Personal information
- Full name: Brian Farber
- Date of birth: April 15, 1982 (age 43)
- Place of birth: Sandpoint, Idaho, United States
- Height: 5 ft 8 in (1.73 m)
- Position(s): Midfielder

Team information
- Current team: San Diego Sockers
- Number: 7

College career
- Years: Team / Apps / (Gls)
- 2000–2001: North Idaho Cardinals
- 2002–2003: Oregon State Beavers

Senior career*
- Years: Team / Apps / (Gls)
- 2005–2010: California Cougars (indoor) / 105 / (103)
- 2007: Minnesota Thunder / 28 / (7)
- 2009–2010: Portland Timbers / 36 / (3)
- 2011: Carolina RailHawks / 19 / (2)
- 2011–: San Diego Sockers (indoor) / 150 / (142)
- 2012: Los Angeles Blues / 20 / (2)

International career
- United States arena soccer

= Brian Farber =

American soccer player

Brian Farber (born April 15, 1982, in Sandpoint, Idaho) is an American soccer player who played as a midfielder for the San Diego Sockers of the Major Arena Soccer League.

==Career==

===College===
Farber won the Idaho State Soccer Player of the Year award in 2000 before playing college soccer at North Idaho College, where he remains the school's career record-holder for points. He transferred to Oregon State University for his final two collegiate seasons. Farber was named to the All-Pac-10 second team and Pac-10 All-Academic team as a senior in 2004.

===Professional===
Farber's career started in indoor soccer, having played with the Stockton Cougars and its predecessor, the California Cougars, in the Major Indoor Soccer League and the Professional Arena Soccer League since 2005. He is the franchise record holder for goals (110), points (175), and games played (105) for the Cougars franchise. He also had 55 assists. He earned MVP of the PASL in 2008.

After playing several games in the MLS Reserve Division with the reserve teams of both San Jose Earthquakes and Houston Dynamo between 2004 and 2006, Farber was offer a contract from Houston Dynamo. His rights were not released from his indoor team. Farber's outdoor career then went in 2007 to the Minnesota Thunder Minnesota Thunder of the USL First Division. Farber played 28 matches for Thunder, finished the season as the team's leading scorer with seven goals and leader in assists with four, and was named to the USL First Division All-League second team. He led the team in minutes played as well.

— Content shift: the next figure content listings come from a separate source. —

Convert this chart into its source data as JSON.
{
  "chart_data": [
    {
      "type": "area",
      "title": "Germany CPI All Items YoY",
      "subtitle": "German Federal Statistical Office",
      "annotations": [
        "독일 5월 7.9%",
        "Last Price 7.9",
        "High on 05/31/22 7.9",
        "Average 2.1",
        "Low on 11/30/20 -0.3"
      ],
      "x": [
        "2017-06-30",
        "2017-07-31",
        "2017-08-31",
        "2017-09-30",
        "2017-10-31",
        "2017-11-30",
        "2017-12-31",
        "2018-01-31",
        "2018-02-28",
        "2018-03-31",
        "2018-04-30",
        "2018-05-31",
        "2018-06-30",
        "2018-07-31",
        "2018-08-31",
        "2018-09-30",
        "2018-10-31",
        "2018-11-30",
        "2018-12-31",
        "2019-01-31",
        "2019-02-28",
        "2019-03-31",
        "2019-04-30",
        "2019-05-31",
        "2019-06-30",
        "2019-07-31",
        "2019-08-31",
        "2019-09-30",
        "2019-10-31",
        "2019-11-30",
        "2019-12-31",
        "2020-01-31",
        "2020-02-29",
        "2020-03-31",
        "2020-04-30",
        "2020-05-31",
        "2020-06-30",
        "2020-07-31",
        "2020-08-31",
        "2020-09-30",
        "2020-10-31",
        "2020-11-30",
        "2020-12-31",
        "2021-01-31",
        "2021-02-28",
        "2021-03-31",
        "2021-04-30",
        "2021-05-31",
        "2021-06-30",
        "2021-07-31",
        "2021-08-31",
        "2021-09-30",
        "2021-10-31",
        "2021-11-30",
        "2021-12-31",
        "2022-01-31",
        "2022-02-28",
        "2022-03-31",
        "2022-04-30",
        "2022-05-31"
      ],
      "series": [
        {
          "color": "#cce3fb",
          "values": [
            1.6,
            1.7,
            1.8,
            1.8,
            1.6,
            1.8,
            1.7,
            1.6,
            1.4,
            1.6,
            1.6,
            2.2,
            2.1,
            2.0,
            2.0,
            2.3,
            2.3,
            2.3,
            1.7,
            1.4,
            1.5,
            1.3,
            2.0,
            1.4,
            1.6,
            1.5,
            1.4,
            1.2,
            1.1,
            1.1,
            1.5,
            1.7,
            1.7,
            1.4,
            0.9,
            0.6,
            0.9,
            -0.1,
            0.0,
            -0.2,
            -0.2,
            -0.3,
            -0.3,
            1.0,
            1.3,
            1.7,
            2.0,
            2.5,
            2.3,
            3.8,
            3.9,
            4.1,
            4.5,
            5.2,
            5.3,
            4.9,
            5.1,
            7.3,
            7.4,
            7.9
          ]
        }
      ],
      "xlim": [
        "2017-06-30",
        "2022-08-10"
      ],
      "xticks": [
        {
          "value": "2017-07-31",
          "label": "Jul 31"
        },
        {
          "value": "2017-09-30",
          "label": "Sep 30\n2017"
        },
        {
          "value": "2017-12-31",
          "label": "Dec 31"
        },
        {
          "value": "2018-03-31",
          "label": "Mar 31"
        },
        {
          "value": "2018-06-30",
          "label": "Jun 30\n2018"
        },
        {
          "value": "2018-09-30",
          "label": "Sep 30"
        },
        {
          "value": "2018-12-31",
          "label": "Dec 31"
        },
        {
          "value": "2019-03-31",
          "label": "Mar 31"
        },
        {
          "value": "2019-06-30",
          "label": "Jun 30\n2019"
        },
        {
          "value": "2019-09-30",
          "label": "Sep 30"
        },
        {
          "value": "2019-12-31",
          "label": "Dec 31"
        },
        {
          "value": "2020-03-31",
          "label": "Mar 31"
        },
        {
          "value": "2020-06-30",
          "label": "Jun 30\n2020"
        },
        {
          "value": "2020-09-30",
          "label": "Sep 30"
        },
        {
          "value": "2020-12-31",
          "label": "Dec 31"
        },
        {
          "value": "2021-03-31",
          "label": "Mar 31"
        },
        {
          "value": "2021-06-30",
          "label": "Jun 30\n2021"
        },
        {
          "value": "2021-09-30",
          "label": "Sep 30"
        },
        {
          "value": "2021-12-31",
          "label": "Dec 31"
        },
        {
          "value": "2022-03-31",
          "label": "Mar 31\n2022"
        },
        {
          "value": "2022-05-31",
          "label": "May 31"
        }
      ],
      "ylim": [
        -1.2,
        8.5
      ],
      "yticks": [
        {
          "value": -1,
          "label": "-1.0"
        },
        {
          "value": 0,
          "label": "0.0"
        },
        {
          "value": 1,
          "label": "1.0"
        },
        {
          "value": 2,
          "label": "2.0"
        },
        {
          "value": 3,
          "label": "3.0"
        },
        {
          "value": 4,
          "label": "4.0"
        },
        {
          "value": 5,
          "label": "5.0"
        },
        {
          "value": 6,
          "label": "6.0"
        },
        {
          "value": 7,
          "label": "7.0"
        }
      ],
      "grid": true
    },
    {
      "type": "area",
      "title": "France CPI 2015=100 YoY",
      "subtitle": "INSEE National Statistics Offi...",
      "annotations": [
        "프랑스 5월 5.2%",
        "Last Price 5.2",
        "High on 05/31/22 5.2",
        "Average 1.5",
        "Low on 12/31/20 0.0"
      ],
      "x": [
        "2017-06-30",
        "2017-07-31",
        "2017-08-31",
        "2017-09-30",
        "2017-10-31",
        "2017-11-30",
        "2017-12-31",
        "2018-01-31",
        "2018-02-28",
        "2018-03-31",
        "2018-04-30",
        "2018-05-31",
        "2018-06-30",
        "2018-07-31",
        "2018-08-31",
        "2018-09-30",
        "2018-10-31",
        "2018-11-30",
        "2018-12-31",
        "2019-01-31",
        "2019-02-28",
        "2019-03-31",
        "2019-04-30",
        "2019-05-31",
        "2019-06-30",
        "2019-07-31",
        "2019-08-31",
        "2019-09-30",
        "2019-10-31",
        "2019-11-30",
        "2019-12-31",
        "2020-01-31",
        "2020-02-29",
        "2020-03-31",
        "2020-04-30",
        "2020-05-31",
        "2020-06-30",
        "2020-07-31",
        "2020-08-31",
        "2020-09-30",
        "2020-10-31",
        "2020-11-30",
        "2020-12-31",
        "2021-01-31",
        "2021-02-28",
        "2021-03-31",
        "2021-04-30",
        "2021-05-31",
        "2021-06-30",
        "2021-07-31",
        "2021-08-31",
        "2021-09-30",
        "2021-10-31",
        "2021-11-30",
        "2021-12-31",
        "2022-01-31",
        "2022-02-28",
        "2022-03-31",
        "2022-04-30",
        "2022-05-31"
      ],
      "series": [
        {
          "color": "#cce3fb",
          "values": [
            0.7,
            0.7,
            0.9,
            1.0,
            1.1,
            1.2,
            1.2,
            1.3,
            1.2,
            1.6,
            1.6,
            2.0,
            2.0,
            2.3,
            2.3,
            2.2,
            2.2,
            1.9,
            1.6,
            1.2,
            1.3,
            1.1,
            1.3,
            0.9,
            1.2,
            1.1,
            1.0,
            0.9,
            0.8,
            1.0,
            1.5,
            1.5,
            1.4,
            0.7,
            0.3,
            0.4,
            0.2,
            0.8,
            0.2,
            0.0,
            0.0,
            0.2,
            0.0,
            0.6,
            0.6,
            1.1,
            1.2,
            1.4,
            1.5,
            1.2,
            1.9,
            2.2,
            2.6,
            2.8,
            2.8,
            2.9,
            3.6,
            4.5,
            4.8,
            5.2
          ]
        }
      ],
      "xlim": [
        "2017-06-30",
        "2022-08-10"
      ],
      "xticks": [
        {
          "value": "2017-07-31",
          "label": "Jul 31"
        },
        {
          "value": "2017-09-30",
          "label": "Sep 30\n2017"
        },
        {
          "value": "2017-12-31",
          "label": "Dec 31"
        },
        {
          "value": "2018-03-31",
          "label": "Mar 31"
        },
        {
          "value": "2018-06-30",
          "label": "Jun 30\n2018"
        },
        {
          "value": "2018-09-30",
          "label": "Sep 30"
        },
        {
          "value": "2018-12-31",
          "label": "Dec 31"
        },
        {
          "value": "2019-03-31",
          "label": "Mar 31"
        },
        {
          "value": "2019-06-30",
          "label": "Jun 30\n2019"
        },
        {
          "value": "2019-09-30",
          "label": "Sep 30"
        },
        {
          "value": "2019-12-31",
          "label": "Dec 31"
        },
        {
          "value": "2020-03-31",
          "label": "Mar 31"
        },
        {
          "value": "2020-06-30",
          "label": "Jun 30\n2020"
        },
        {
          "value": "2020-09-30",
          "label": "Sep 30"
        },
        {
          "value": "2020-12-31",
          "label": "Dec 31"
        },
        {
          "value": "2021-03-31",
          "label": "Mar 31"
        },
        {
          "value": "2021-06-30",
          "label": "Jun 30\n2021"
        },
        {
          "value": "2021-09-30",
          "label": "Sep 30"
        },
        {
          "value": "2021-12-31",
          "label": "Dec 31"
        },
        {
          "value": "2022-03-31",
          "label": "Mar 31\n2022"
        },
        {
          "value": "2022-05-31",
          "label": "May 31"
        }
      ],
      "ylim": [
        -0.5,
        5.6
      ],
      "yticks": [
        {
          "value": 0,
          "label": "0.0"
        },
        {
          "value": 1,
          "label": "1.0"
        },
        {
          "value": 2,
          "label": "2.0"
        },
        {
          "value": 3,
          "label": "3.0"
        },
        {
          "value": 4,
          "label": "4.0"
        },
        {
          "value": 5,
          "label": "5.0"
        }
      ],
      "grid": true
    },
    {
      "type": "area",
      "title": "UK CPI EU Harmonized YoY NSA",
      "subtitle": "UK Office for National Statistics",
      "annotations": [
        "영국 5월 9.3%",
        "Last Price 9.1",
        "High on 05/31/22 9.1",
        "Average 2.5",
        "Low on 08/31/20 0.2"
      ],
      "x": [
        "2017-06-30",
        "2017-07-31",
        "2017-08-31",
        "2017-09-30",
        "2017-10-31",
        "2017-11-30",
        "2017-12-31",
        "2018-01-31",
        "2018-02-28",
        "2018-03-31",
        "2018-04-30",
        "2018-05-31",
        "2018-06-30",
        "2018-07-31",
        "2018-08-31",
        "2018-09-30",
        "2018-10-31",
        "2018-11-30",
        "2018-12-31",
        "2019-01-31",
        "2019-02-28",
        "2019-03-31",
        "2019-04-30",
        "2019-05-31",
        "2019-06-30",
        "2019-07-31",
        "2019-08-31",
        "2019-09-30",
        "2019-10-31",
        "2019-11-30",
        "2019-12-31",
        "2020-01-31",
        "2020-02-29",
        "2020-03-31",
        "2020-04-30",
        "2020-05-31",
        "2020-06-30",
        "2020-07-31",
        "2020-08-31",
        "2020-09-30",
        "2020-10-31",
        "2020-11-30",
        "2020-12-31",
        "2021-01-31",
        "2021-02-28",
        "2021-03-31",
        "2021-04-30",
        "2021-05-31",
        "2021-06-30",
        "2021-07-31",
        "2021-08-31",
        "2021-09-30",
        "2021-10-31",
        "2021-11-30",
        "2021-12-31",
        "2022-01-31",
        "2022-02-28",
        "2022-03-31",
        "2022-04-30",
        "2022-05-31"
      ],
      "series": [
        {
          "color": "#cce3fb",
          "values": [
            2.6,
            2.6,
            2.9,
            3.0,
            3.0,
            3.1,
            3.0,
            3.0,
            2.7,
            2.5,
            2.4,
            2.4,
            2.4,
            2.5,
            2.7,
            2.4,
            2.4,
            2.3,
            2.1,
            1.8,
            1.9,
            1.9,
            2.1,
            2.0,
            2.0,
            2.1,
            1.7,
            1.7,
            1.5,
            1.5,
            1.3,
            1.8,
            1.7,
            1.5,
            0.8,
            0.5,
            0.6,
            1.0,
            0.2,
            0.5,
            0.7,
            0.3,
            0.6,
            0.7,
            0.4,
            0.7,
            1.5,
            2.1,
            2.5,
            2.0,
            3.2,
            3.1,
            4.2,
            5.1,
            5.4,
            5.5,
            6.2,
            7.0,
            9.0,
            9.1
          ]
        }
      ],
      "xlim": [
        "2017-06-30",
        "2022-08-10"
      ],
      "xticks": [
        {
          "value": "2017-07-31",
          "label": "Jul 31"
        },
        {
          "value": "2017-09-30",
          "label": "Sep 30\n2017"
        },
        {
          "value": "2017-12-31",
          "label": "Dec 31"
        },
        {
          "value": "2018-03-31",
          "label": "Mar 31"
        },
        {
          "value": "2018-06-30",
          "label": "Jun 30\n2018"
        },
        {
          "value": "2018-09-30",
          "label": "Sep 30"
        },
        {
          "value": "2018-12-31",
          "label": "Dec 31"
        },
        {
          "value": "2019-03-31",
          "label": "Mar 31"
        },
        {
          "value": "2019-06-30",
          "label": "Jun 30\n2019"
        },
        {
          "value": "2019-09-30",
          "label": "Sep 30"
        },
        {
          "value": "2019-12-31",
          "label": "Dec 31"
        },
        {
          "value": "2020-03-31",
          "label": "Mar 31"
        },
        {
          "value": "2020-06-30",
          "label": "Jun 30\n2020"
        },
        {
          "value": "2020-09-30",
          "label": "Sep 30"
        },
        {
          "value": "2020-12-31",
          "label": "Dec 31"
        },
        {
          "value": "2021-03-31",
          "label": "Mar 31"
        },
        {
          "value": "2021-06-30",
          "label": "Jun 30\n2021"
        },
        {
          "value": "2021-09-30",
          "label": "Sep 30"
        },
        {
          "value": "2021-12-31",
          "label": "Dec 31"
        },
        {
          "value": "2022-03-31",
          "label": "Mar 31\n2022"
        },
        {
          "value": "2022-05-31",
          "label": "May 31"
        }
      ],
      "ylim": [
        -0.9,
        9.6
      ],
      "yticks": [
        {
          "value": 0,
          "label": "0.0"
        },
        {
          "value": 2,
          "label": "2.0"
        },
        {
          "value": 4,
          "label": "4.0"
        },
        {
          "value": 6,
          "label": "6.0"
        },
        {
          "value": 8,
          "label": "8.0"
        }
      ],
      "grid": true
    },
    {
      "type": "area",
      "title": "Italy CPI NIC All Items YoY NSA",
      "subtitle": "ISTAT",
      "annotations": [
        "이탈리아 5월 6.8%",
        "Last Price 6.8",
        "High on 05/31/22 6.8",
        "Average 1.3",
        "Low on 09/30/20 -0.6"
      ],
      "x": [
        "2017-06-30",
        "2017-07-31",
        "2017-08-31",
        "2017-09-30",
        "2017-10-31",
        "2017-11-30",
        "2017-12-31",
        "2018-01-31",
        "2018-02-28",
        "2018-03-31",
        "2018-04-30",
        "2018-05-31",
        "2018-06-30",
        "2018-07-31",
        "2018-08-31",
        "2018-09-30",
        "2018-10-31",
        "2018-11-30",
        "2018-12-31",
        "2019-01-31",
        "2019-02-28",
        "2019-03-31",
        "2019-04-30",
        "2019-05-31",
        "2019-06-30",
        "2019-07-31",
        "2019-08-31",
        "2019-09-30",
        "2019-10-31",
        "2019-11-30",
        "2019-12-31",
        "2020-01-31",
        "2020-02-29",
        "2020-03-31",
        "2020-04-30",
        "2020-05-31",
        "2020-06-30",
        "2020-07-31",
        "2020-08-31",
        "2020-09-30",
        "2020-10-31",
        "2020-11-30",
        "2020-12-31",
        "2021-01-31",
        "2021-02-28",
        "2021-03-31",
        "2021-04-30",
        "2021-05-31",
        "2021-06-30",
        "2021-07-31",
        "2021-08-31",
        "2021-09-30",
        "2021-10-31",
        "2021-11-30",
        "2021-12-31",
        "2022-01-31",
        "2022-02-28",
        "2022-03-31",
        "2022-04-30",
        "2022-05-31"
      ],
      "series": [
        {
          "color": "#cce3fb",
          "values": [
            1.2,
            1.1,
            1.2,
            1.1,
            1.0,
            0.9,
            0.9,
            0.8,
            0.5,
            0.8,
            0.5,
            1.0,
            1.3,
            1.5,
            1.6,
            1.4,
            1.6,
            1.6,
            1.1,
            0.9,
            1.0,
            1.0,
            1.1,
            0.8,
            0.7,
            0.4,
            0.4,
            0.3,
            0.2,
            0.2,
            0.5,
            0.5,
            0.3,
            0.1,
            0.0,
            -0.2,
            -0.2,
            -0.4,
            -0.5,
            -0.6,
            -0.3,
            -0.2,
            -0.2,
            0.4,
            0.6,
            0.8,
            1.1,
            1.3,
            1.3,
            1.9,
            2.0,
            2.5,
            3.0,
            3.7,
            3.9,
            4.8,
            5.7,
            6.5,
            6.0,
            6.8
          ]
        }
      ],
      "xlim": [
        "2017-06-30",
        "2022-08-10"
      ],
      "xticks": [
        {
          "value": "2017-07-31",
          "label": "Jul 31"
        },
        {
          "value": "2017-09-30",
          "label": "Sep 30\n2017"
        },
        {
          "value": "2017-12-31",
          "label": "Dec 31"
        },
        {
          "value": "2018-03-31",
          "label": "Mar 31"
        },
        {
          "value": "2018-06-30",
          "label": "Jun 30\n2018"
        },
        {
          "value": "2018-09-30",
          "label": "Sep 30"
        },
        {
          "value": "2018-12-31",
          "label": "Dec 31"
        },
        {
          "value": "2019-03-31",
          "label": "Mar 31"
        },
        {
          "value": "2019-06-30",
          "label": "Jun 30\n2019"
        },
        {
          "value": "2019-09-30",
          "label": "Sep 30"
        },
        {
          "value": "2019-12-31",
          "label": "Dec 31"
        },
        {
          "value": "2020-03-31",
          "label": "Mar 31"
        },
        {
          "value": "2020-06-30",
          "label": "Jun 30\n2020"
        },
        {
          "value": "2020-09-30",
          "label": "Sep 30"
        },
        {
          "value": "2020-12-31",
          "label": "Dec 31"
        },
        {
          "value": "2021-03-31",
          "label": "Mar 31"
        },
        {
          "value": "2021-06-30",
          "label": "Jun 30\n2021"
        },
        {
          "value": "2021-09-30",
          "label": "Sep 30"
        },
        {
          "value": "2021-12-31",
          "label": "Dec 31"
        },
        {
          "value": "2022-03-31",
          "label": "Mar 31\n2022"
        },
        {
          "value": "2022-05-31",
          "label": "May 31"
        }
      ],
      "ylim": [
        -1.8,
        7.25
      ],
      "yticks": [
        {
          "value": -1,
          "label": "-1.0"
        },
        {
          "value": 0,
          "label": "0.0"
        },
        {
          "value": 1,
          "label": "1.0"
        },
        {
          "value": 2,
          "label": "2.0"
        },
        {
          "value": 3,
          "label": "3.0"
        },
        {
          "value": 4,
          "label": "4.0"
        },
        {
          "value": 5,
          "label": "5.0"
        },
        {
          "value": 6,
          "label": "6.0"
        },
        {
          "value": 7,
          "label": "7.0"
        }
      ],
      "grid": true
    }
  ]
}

Farber signed with the Portland Timbers in January 2009. His first year with the Timbers he scored 14 points with 5 goals and 4 assists, and adding 1 goal and 3 assists in the Lamar Hunt U.S. Open Cup helping the Timbers to the Quarter Finals. Farber scored the first goal of the campaign for the Portland Timbers in his first appearance in 2008.

On March 7, 2011, Farber signed with Carolina RailHawks of the North American Soccer League. He then moved to the San Diego Sockers of the Professional Arena Soccer League. Injuries limited him to only four games in his first season with the Sockers. However, during the 2011–12 season, he scored twenty-seven goals in sixteen games. He is a key member of the Sockers during their 2012–13 and 2013–14 seasons as well. The PASL named Farber its Player of the Week on January 7, 2014. Farber retired from the San Diego Sockers after the opening game of the 2023-2024 Season in a dominant win vs. the Tacoma Stars.